HG Merz is a maven of museum design and a pioneer in the renovation of listed cultural buildings. No single style can be ascribed to the museums, exhibitions and memorials he has designed; form and material, content and storyline, atmosphere and didactics are all highly individual in each one. One aspect that unites them is the bricolage-like manner in which specific solutions are developed from the existing context without resorting to established methods. Association and logic, fragment and totality, observation and interpretation are all given equal weight.
This wild, non-domesticated way of thinking enables a view of history in which the small and everyday aspects are just as important as those which are official and sacred. The exhibition approaches the work of HG Merz precisely on this level. What unfolds before visitors is a conglomeration of objects and relics that have found their way into the office during the design process: from the cryptic and metaphorical to the banal, a medley of diverging associations. The juxtaposition of seemingly unrelated elements sharpens the eye, the fragmentary stimulates the imagination, and the associative provides insight into the common origin of each work.

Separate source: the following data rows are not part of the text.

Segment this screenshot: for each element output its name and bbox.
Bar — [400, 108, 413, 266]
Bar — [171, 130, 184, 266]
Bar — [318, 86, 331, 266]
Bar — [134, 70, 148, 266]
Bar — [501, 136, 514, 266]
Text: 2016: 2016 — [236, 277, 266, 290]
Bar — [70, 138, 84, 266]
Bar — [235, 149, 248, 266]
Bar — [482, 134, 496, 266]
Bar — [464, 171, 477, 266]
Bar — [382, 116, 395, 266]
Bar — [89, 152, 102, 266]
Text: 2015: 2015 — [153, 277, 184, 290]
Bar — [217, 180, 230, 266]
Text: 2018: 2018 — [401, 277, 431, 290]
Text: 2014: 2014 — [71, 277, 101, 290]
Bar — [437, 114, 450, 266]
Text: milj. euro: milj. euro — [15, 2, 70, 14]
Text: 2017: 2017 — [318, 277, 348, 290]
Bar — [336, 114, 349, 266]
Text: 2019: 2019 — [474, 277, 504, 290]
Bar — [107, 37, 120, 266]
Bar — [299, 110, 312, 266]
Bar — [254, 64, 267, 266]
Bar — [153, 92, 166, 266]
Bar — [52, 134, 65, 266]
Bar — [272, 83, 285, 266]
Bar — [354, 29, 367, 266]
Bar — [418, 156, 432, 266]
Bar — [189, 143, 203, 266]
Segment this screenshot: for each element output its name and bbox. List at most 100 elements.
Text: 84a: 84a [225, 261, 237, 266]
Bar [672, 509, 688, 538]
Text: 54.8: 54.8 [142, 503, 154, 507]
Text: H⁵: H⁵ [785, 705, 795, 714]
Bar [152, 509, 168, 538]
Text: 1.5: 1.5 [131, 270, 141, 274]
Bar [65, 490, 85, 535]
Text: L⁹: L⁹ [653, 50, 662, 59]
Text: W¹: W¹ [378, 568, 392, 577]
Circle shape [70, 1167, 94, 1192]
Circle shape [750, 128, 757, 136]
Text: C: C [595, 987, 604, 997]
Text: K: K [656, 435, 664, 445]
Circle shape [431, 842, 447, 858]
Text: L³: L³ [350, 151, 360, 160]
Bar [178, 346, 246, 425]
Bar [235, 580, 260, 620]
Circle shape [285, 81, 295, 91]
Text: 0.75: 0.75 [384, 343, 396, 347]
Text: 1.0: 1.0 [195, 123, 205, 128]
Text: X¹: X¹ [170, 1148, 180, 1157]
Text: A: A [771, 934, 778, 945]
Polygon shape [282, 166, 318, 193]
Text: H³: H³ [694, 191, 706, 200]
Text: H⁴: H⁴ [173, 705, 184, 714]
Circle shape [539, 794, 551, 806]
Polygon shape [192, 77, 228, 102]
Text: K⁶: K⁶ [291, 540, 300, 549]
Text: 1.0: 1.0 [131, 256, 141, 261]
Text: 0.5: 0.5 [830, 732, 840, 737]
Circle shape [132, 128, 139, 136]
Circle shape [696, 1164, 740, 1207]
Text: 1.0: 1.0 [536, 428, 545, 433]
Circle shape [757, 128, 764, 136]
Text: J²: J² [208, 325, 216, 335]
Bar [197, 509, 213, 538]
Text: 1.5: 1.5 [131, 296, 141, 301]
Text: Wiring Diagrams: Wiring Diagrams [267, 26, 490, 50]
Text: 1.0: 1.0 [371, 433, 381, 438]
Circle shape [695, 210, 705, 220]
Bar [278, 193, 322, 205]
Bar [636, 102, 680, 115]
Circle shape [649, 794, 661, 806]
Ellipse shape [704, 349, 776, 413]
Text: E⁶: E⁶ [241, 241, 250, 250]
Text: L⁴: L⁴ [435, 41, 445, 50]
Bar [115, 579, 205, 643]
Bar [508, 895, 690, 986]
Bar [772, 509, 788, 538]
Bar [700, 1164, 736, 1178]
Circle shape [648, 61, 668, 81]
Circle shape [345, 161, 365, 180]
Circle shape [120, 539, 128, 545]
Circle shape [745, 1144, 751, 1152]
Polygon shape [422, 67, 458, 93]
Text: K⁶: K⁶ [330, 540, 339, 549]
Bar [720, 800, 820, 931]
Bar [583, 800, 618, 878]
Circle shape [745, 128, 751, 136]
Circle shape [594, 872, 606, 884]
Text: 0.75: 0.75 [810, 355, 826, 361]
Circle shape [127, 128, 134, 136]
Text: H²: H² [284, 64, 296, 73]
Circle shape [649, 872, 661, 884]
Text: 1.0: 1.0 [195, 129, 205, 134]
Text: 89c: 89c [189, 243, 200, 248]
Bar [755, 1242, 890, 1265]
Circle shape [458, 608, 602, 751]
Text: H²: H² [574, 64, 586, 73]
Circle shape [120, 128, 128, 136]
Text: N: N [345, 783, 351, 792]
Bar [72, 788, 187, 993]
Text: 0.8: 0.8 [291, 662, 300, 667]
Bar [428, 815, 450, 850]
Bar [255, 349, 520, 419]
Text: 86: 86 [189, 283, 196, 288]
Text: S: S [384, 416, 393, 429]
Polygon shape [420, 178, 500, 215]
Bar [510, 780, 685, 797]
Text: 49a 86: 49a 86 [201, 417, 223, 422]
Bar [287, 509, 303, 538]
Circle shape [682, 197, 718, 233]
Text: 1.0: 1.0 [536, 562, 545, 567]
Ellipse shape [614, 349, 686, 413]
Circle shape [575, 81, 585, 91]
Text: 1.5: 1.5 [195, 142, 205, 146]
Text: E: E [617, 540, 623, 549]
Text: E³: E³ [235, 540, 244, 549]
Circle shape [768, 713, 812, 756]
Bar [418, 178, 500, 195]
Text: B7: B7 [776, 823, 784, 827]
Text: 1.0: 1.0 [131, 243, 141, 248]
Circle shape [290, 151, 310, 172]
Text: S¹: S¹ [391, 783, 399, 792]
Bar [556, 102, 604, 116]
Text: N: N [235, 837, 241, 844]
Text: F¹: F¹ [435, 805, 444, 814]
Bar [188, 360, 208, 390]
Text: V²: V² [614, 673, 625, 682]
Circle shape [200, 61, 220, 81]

Since 1981, HG Merz has founded several architecture and graphic design offices in addition to his university activities as a lecturer. Together with Sophie Merz, he currently heads merz merz in Berlin. HG Merz has renovated some of Berlin’s most important monuments, including the former State Council building (Staatsratsgebäude), the Alte Nationalgalerie (Old National Gallery), the circulation tank 2 (Umlufttank 2) by Ludwig Leo, the Staatsbibliothek (State Library), and the Staatsoper (State Opera). The challenge in handling German history can be seen in projects such as the memorial sites at the former Nazi concentration camp in Sachsenhausen and the former East German political prison in Hohenschönhausen. His museum designs include the Mercedes-Benz Museum in Stuttgart, the Ruhr Museum in Essen, and the Kunstkammer in the Kunsthistorisches Museum in Vienna.